StHWMon ist sehr zuverlässig. Ich habe nicht ein Problem mit der aktuellen Version 0.16 beta build 675 gehabt. Die durch das Abfragen der Chipregister alle paar Sekunden verursachte zusätzliche CPU-Last ist sehr gering - laut CPU-Lastanzeige des XCenter etwa 1% auf einem AMD K6-III 450.

Es gibt einen Stolperstein: Die APM-Funktionalität ist mit Vorsicht zu genießen. Bevor Sie sie anschalten und Ihren Rechner unter hoher Last laufen lassen, sollten Sie überprüfen, ob die APM-Abschaltung korrekt funktioniert. Denn leider arbeitet diese Funktion auf vielen Rechnern nicht. Das ist kein Fehler in StHWMon, sondern ein allgemeines Problem mit OS/2 oder dem Motherboard. Meines fährt zwar herunter, hängt dann aber mit einem TRAP. Das ist nicht gerade der erwünschte Effekt und keineswegs hilfreich, falls der CPU-Lüfter stehengeblieben sein sollte.

Wenn Sie den potentiellen Übeltäter kennen, der zu große Hitze verursacht, wenn Sie beispielsweise den SETI@home Klienten im Hintergrund laufen lassen oder ein großes Projekt kompilieren, können Sie ein Skript angeben, das einen Prozesskiller startet, der dann einen oder mehrere Prozesse beendet.

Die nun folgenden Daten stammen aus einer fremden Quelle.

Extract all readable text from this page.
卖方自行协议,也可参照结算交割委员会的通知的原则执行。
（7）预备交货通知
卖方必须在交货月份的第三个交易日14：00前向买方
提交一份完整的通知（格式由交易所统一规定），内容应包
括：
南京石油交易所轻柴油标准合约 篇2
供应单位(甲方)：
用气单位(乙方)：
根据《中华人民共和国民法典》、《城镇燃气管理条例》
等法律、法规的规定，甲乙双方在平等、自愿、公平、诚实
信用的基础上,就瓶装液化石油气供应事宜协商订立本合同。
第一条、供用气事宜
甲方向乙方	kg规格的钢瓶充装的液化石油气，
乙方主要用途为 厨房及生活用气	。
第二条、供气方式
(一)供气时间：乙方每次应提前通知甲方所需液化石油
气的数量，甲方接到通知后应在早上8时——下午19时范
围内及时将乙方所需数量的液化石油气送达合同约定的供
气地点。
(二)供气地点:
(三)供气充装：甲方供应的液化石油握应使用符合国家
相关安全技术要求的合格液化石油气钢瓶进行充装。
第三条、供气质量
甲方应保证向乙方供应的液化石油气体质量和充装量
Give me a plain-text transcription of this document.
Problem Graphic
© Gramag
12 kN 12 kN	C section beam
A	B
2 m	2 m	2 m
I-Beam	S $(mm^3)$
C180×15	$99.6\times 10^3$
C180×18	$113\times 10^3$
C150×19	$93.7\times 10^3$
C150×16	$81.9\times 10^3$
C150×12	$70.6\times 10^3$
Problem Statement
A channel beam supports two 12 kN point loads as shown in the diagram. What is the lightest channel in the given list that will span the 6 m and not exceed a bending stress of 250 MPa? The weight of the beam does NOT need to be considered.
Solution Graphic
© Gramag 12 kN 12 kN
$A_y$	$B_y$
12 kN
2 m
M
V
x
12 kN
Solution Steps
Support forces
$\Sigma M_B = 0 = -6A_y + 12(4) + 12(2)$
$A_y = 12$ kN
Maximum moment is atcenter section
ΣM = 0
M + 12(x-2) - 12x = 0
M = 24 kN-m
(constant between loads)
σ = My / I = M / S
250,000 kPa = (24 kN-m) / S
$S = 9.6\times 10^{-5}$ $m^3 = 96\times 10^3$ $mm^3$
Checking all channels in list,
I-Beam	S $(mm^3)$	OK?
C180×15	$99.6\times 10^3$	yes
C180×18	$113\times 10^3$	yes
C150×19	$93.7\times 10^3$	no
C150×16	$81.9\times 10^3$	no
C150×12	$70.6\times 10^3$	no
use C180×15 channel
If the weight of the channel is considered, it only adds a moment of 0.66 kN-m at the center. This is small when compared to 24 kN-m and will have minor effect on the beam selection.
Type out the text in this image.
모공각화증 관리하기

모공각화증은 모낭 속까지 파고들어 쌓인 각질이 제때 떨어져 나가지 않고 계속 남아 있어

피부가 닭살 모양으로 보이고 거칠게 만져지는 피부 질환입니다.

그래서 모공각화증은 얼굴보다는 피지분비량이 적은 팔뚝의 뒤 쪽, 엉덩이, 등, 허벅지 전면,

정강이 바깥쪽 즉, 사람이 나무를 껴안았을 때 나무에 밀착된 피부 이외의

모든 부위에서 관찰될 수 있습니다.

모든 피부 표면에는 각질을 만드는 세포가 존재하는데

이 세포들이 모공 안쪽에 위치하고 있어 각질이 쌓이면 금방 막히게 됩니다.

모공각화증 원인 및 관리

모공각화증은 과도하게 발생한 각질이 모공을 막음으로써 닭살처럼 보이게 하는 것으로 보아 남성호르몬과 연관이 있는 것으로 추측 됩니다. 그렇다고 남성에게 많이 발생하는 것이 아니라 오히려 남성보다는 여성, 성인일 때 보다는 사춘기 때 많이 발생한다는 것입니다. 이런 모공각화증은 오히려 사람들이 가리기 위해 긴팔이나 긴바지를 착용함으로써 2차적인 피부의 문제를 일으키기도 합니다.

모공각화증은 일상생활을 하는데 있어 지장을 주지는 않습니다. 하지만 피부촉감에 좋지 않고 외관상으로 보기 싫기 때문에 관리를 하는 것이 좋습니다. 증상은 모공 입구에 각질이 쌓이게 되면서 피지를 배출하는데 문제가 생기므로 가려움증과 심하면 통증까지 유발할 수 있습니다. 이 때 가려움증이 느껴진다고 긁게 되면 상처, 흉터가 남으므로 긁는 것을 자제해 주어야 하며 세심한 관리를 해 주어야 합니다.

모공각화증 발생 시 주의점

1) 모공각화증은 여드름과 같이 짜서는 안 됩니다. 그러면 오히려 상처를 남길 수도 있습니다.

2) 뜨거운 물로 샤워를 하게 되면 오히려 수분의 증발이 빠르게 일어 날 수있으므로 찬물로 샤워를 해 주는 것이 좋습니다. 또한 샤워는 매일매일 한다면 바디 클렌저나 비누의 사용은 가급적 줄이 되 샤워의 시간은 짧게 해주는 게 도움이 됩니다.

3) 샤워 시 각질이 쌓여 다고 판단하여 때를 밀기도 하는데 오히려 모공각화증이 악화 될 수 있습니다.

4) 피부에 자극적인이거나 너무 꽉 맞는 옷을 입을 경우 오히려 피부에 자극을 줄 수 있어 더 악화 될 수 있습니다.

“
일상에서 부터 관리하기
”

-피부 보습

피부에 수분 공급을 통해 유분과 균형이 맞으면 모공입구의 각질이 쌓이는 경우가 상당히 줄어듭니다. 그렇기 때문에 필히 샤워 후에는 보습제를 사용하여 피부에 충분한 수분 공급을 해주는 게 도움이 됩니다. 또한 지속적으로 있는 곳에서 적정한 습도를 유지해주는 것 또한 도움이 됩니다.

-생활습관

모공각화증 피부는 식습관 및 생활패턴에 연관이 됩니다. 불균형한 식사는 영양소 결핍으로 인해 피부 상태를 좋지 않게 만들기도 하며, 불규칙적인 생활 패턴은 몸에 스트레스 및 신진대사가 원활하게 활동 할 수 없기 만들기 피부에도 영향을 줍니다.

Es wäre wüschenswert, zwei Bedingungen definieren zu können, die beide für die Ausführung einer Maßnahme erfüllt sein müssen. Während der Anwender momentan etwa einen Spannungsbereich mit Hilfe zweier Ereignisse mit größer/kleiner-Vergleichen festlegen kann, wäre es schön, wenn das Programm in der Lage wäre, sozusagen zwischen weniger und hochgefährlichen Situationen zu unterscheiden. Die Kompilierung eines großen Projektes beispielsweise kann zu zu hohen Temperaturen führen, aber sobald der Compilerprozeß von StHWMon beendet wurde, bringen der CPU-Kühler und OS/2s Idle Time-Überwachung die Temperatur schnell wieder auf ein gesundes Niveau zurück. Wenn andererseits der Prozessor zu heiß wird und die Umdrehungszahl des Prozessorlüfters niedrig oder gleich Null ist, ist es höchste Zeit für einen sofortigen Systemabschluß.

Ein kleiner kosmetischer Fehler des XCenter Widgets besteht darin, daß wenn sich die Anzahl der Ziffern ändert, z.B. beim Umspringen von 9 auf 10 Volt, die Breite des Widgets angepaßt wird. Dies kann sehr irritierened sein, wenn es öfters vorkommt.

Frühere Versionen des XCenter Plug-ins, die in älteren XWorkplace-Versionen (vor 0.9.11) enthalten waren, haben Probleme mit manchen Rechnern. Falls Sie beim Start des XCenters einen tiefen Signalton hören und das Health Monitor Widget nicht im Add widget Menü des XCenters erscheint, ist es Zeit, sich eine aktuellere Version zu besorgen.

Fazit

StHWMon kann Ihre teuere Hardware - vorausgesetzt, es wurde korrekt konfiguiert - durch Maßnahmen von der Warnnachricht bis zum Abschalten per APM schützen. Es bietet eine flexible Oberfläche, belastet den Prozessor kaum und ist sehr zuverlässig. Das einzige Problem, welches das Funktionieren des APM-Abschaltens auf einigen Rechnern verhindert, wird durch einen Designfehler des Betriebssystems oder der Hardware verursacht.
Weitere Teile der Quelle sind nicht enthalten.